At the macro-contextual, institutional, and political level

The challenge of chronic disease requires a multifaceted response to the trajectories, needs, and complex contexts. Overall, the current interventions and organizations very modestly impact the health status of chronic patients and the access to and use of adequate services. Recommendations that are too strict, or standardized, may impede the need for individual and social work on individual trajectories. Program and curriculum structuring is important in itself but its impacts remain unclear and poorly known.18,48 An important research initiative has yet to be developed on these points. Approaches should integrate patients, professionals, and health system organizations to better reflect the needs to respond to the chronic disease.114 Local appropriate responses must be developed according to the epidemiological, sociological, and local economic characteristics, based on the actual resources and professional fields. Expressing other ways to help chronically disadvantaged people such as community, voluntary activities, informal initiatives of patients, or patient groups, should not be neglected. Conversely, the legitimate needs to maintain conventional medical approaches, which are sometimes preferred by patients, should not be forgotten.

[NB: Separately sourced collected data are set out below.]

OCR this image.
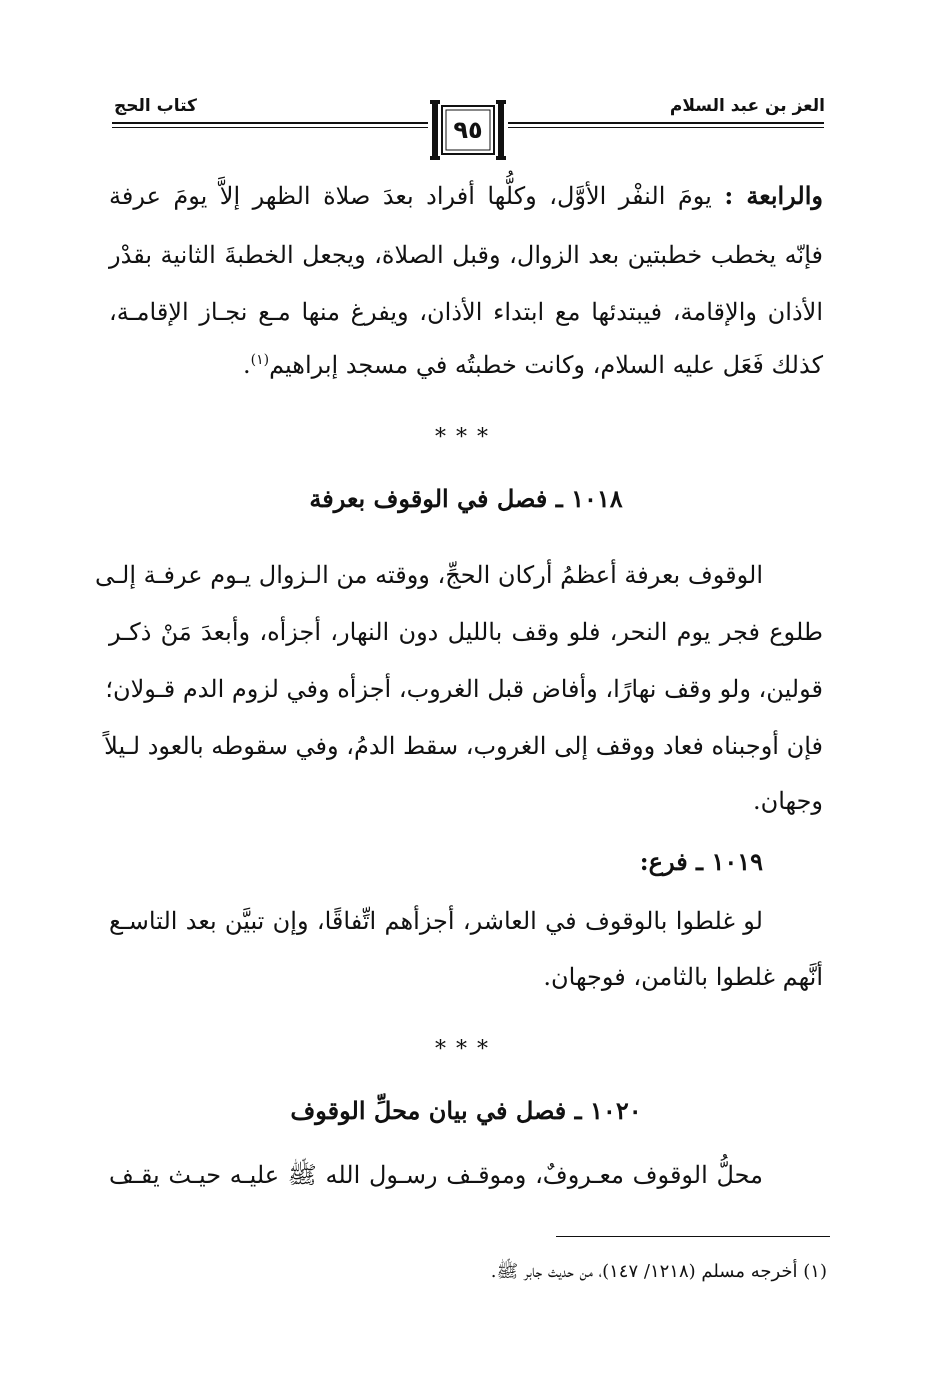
العز بن عبد السلام
كتاب الحج
٩٥
والرابعة : يومَ النفْر الأوَّل، وكلُّها أفراد بعدَ صلاة الظهر إلاَّ يومَ عرفة
فإنّه يخطب خطبتين بعد الزوال، وقبل الصلاة، ويجعل الخطبةَ الثانية بقدْر
الأذان والإقامة، فيبتدئها مع ابتداء الأذان، ويفرغ منها مـع نجـاز الإقامـة،
كذلك فَعَل عليه السلام، وكانت خطبتُه في مسجد إبراهيم$^{(١)}$.
***
١٠١٨ ـ فصل في الوقوف بعرفة
الوقوف بعرفة أعظمُ أركان الحجِّ، ووقته من الـزوال يـوم عرفـة إلـى
طلوع فجر يوم النحر، فلو وقف بالليل دون النهار، أجزأه، وأبعدَ مَنْ ذكـر
قولين، ولو وقف نهارًا، وأفاض قبل الغروب، أجزأه وفي لزوم الدم قـولان؛
فإن أوجبناه فعاد ووقف إلى الغروب، سقط الدمُ، وفي سقوطه بالعود لـيلاً
وجهان.
١٠١٩ ـ فرع:
لو غلطوا بالوقوف في العاشر، أجزأهم اتِّفاقًا، وإن تبيَّن بعد التاسـع
أنَّهم غلطوا بالثامن، فوجهان.
***
١٠٢٠ ـ فصل في بيان محلِّ الوقوف
محلُّ الوقوف معـروفٌ، وموقـف رسـول الله ﷺ عليـه حيـث يقـف
(١) أخرجه مسلم (١٢١٨/ ١٤٧)، من حديث جابر ﷺ.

Conclusion: beyond adherence, toward health literacy

Various multidisciplinary studies carried out for more than 40 years in the field of adherence, SME, and chronic disease, and particularly in T2D, currently suggest a number of issues. Adherence, which is important for medically maintaining health status, can be considered as a soft and flexible tool at the patient’s disposal in his/her chronic disease trajectory. Although adherence may be a useful indicator for assessing programs or research, it should not be considered as a monitoring and negotiation tool at the caregiver’s disposal. Research, in particular in the social sciences, has shown that the listed problems raised by the chronic illness at the individual level depend primarily on diverse and evolving social contexts and configurations. There is therefore no single or standardized response. Strategies or responses for an individual to live with his/her chronic illness are multiple and cannot respond to a simple and unique prescription or recipe. Educational activities and program structuring are necessary to progress, improve, and develop reproducibility and studies on patient education. However, this structuring should leave the way open for individual trajectories and heterogeneous and particular contexts, avoiding strict protocols and accepting managing the situation and process complexity while respecting singular processes. Therapeutic education strategies do not immediately aim at changing behavior, but they should help people to improve their health literacy, which is seen as an asset on which the individual could work to develop the skills to live with and manage his/her disease. Current progresses should integrate patients, all professionals, and institutions, and avoid compartmentalization and categorizations. Because of the complexity of these phenomena, the joint work in practice and research should not only rely on experimental, deductive, and quantitative medical and social sciences studies, but also on inductive and qualitative studies.


The author reports no conflicts of interest in this work.